Tuesday, 25 January 2011

Why does my heart, feel so bad?

Actually it doesn't. But I thought of that title for this post and couldn't come up with a better one.

Clinical skills this week was ECGs, which I have done hundreds of times as a nurse, not really understanding what I'm looking for, sticking the dots on, pressing go and calling the doctor. I know what a QRS complex should look like and that lead II is my rhythm strip but that's about it.

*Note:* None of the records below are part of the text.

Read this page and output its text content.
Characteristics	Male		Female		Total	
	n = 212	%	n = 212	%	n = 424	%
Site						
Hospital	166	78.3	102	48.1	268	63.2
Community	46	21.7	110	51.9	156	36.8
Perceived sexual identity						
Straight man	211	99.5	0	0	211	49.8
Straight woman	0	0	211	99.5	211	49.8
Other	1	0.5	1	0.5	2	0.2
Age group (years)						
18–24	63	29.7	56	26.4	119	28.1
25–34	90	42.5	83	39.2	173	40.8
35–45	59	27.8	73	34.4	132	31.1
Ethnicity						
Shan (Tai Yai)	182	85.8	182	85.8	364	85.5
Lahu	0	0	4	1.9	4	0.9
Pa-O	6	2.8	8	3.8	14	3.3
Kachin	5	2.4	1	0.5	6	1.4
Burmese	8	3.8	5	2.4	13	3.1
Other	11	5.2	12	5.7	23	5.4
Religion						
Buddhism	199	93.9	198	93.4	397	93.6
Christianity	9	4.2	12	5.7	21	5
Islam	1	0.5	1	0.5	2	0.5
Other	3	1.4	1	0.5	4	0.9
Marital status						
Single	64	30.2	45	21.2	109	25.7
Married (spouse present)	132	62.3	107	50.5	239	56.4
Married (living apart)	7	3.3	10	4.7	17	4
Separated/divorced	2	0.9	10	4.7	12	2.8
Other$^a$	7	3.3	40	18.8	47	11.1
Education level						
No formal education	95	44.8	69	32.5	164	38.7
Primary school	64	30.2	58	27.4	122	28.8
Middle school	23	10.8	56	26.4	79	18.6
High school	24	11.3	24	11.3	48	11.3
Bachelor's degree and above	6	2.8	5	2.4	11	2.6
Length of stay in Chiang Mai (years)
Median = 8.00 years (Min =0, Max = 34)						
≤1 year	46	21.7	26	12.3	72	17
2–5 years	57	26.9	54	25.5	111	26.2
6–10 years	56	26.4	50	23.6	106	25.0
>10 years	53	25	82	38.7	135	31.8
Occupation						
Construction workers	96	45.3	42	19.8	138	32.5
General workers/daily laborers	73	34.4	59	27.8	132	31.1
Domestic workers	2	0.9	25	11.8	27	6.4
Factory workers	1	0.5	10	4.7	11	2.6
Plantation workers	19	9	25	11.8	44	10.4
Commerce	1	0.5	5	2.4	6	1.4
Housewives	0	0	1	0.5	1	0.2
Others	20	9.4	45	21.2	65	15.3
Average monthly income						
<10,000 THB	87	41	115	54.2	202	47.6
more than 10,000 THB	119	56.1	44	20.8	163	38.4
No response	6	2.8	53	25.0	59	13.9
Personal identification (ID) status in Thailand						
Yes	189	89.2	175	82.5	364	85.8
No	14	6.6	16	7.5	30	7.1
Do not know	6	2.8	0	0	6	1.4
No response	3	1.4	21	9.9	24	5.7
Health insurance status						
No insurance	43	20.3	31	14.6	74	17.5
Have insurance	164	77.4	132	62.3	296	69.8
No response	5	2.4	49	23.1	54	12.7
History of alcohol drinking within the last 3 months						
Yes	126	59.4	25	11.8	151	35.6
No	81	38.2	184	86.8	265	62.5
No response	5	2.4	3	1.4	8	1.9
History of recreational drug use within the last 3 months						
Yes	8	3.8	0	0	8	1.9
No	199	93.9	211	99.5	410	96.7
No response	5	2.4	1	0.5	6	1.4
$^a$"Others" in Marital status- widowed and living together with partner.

To be honest at this stage of med school, we're not expected to know much more than that, but we have been given a bit more knowledge and explanation for what we should expect to see on which lead. It feels great to have a little bit less mystery in my world and a bit more knowledge that I can apply. I'm sure it will take the remainder of my course to really get to grips with ECG's, but I'm happy that I've understood everything they've explained so far.


yup, I think I'll live
I've been told that ECG's and CXr's are the hardest things to analyse, but the most useful. So I guess I might spend a bit extra time with this, even if it's not going to be an OSCE station, I think the clincal application warrants it.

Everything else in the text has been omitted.